The how and why of crypto coming into the mortgage market
The topic of cryptocurrency in mortgage lending has continued to grow since news broke last June that Fannie Mae and Freddie Mac would begin counting it as an asset in mortgage applications.
Federal Housing Finance Agency (FHFA) director Bill Pulte said last summer that the government-sponsored enterprises (GSEs) should begin the practice straight away, describing the move as “effective immediately” and to be implemented “as soon as reasonably practical.”
Since then, several lenders, including Newrez and Rate, have begun recognizing certain digital currencies as an asset in the mortgage qualification process. In both cases, any crypto assets must be converted to dollars before being used for down payments.
With digital currencies popular among younger homebuyers, many mortgage brokers may not have had a borrower come into their office with a crypto portfolio. Understanding how lenders are assessing these assets could be key to getting deals closed with the next generation of buyers.
Leslie Gillin (pictured top), chief commercial officer at Newrez, said the growing crypto market made this move a no-brainer for Newrez.
“Industry data shows the global crypto market has grown to more than $2 trillion in market capitalization, up from roughly $1 trillion in early 2023,” Gillin told Mortgage Professional America. “At the same time, about 45% of Gen Z and Millennial investors, many of whom are future homebuyers, hold crypto assets. That level of adoption makes it increasingly important for mortgage lending to reflect how people actually build and hold wealth today.”
What brokers need to know
Each lender that allows borrowers to use crypto as part of the qualification process will likely assess its value in different ways. Each must be mindful of potential volatility swings in value when considering how to value the asset properly.
“To account for the inherent volatility of digital assets, eligible crypto holdings will receive an adjusted market valuation, or a ‘haircut,’” Gillin said. “While we are not disclosing these adjusted values at this time, they are based on each asset’s historical market behavior and applied in accordance with prudent lending standards.”
Lenders may also decide to rate crypto assets at a different quality than stocks and bonds held by the potential borrower, although Gillin noted that Newrez isn’t putting a restriction on the mix of assets presented by the customer.
“There are no restrictions on asset mix,” Gillin said. “Each loan is assessed individually based on a borrower’s ability to qualify under our underwriting guidelines, which include crypto as a qualifying asset alongside stocks and bonds.
“Our goal with incorporating crypto into mortgage qualification is to bring digital assets more in line with how traditional assets like stocks and bonds are used during this process. By incorporating crypto assets into the mortgage approval process, we’re broadening pathways to homeownership and empowering consumers to maintain control of their investments.”
One other consideration unique to crypto, compared to stocks and bonds, is understanding how the borrower acquired the asset.
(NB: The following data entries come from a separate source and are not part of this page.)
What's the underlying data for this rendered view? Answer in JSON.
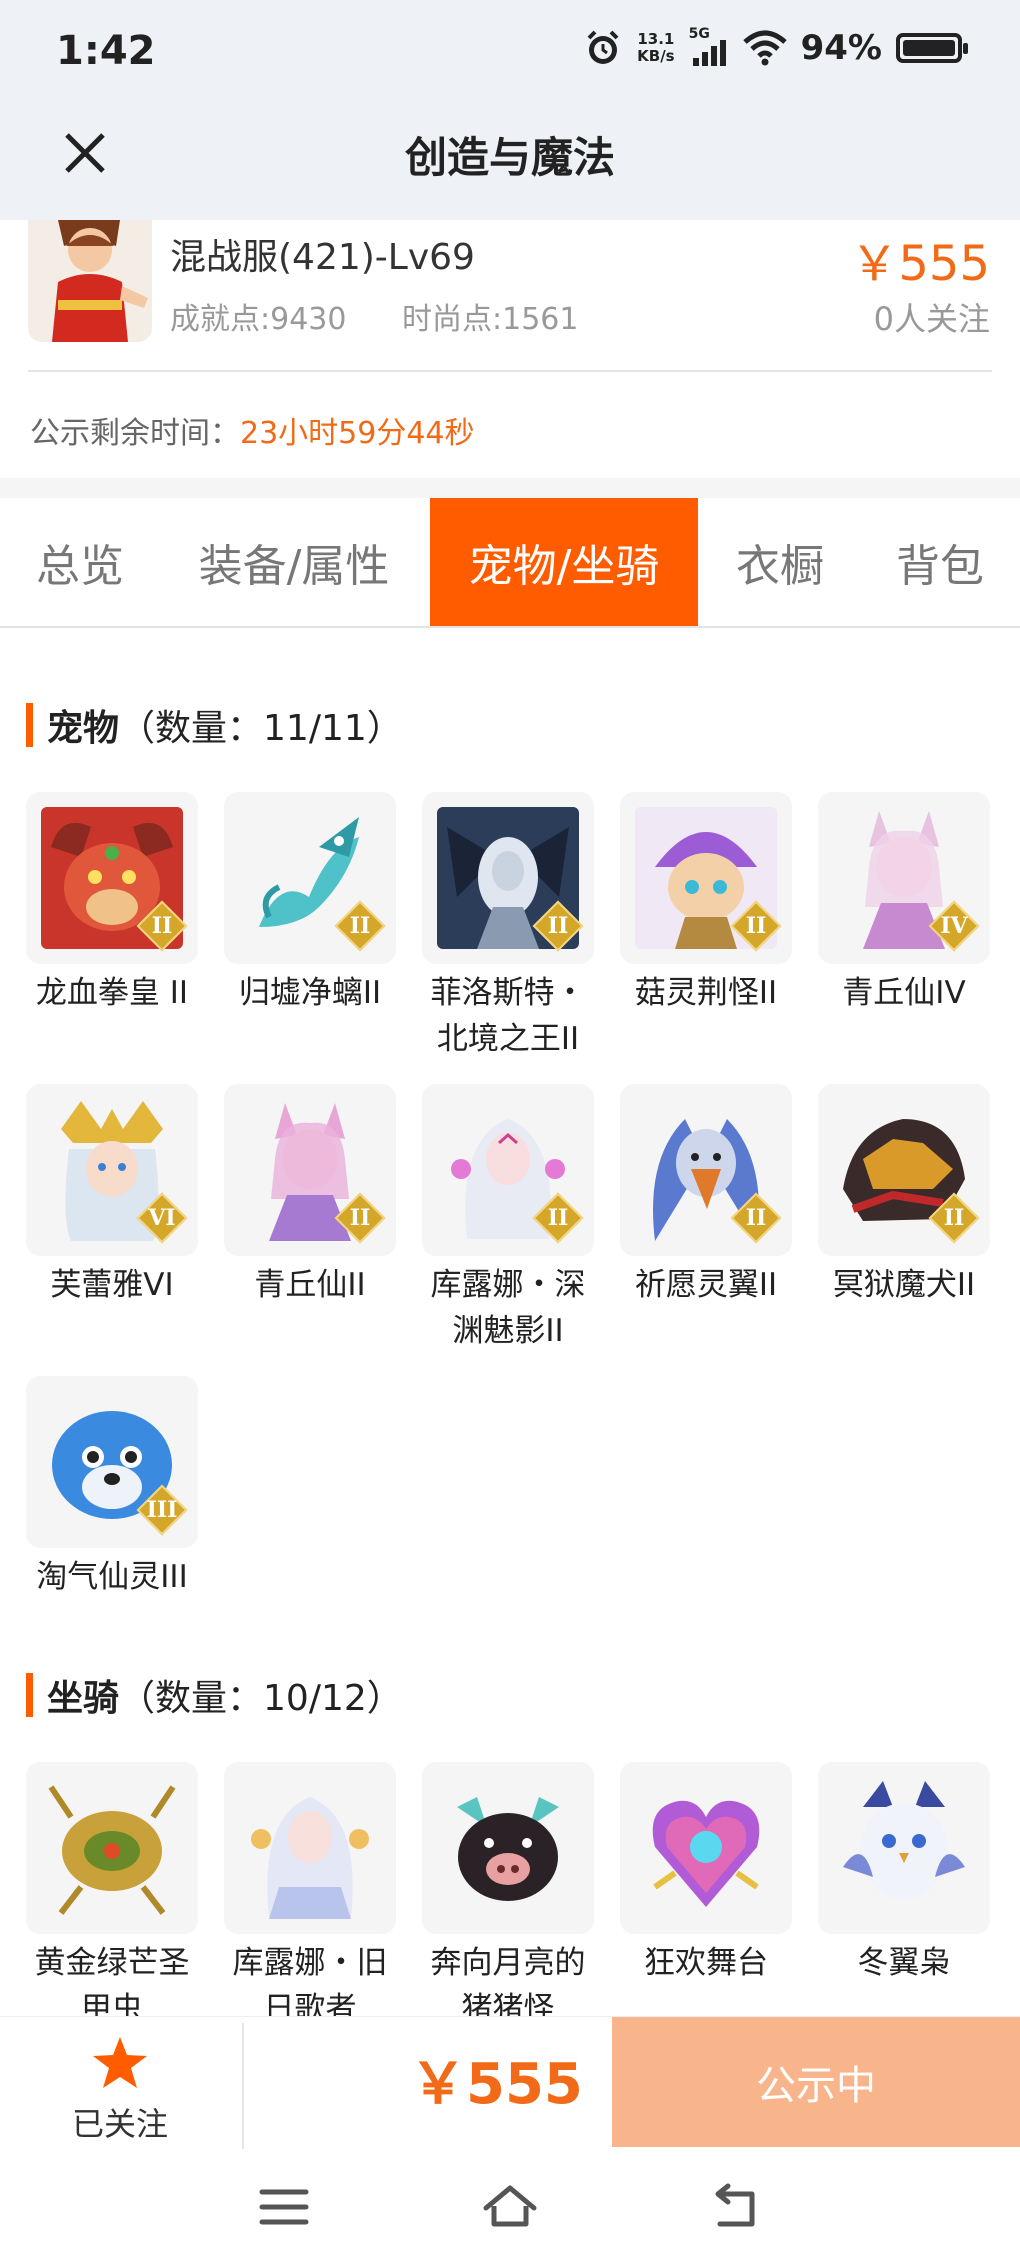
{
  "status_bar": {
    "time": "1:42",
    "net_speed_value": "13.1",
    "net_speed_unit": "KB/s",
    "network": "5G",
    "battery": "94%"
  },
  "nav": {
    "title": "创造与魔法"
  },
  "listing": {
    "server_name": "混战服(421)-Lv69",
    "achievement": "成就点:9430",
    "fashion": "时尚点:1561",
    "price": "￥555",
    "followers": "0人关注",
    "remaining_label": "公示剩余时间：",
    "remaining_value": "23小时59分44秒"
  },
  "tabs": [
    {
      "label": "总览",
      "active": false
    },
    {
      "label": "装备/属性",
      "active": false
    },
    {
      "label": "宠物/坐骑",
      "active": true
    },
    {
      "label": "衣橱",
      "active": false
    },
    {
      "label": "背包",
      "active": false
    }
  ],
  "pets": {
    "title": "宠物",
    "count": "（数量：11/11）",
    "items": [
      {
        "name": "龙血拳皇 II",
        "rank": "II"
      },
      {
        "name": "归墟净螭II",
        "rank": "II"
      },
      {
        "name": "菲洛斯特・北境之王II",
        "rank": "II"
      },
      {
        "name": "菇灵荆怪II",
        "rank": "II"
      },
      {
        "name": "青丘仙IV",
        "rank": "IV"
      },
      {
        "name": "芙蕾雅VI",
        "rank": "VI"
      },
      {
        "name": "青丘仙II",
        "rank": "II"
      },
      {
        "name": "库露娜・深渊魅影II",
        "rank": "II"
      },
      {
        "name": "祈愿灵翼II",
        "rank": "II"
      },
      {
        "name": "冥狱魔犬II",
        "rank": "II"
      },
      {
        "name": "淘气仙灵III",
        "rank": "III"
      }
    ]
  },
  "mounts": {
    "title": "坐骑",
    "count": "（数量：10/12）",
    "items": [
      {
        "name": "黄金绿芒圣甲虫"
      },
      {
        "name": "库露娜・旧日歌者"
      },
      {
        "name": "奔向月亮的猪猪怪"
      },
      {
        "name": "狂欢舞台"
      },
      {
        "name": "冬翼枭"
      }
    ]
  },
  "action_bar": {
    "follow_label": "已关注",
    "price": "￥555",
    "status_button": "公示中"
  },
  "colors": {
    "accent": "#ff5c00",
    "price": "#f26a17",
    "button_disabled": "#f8b58b",
    "header_bg": "#eef2f7"
  }
}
Lenders will need safeguards in place to make sure the digital currency isn’t tied to illicit activity.
“Eligible crypto assets need to be held with US-regulated crypto exchanges and retail fintech apps, SEC/FINRA-regulated brokerages, or nationally chartered banks under OCC oversight,” Gillin said. “In addition, we have a robust AML compliance program to ensure assets are not tied to illicit activities.”
The future of crypto
Cryptocurrency usage in mortgages will likely depend on Fannie and Freddie adoption and volatility levels of the currency itself, although more non-QM lenders will likely expand offerings in the meantime.
Bitcoin, which peaked at over $125,000 in October, has since fallen to just over $74,000. That type of volatility could give some lenders, mortgage brokers, and customers pause before jumping into the space.
Non-traditional crypto mortgage providers, like Miami-based fintech company Milo, also continue to carve out space in the market. Milo surpassed $100 million in total loan origination in February. It allows customers to use crypto in mortgage lending without converting the asset, and then the customer gets the asset back when the loan is paid off.
Josip Rupena, CEO of Milo, told Mortgage Professional America last April that many borrowers who amassed crypto when the value was low are now looking to cash in on its increased value.
“There are a lot of clients who have amassed Bitcoin wealth from over 10 years ago, when Bitcoin was trading at $100,” Rupena said. “It's become a significant portion of their net worth, and they don't want to sell it. As they have moved on to a different stage of life and are looking to buy homes and diversify their wealth, they're looking at the ability to get a home.”
For more traditional lenders, the hope is that by allowing digital assets to count toward overall assets available, it will open up homebuying to a new sector of first-time buyers.
“By incorporating eligible crypto assets into the mortgage qualification process, we’re opening additional pathways to homeownership for borrowers whose financial profiles may not be fully represented by traditional models alone,” Gillin said. “Our goal is to treat digital assets more in line with how established assets like stocks and bonds are recognized, and over time, we believe it’s inevitable that more lenders will move in this direction as digital assets continue to mature and gain further acceptance.”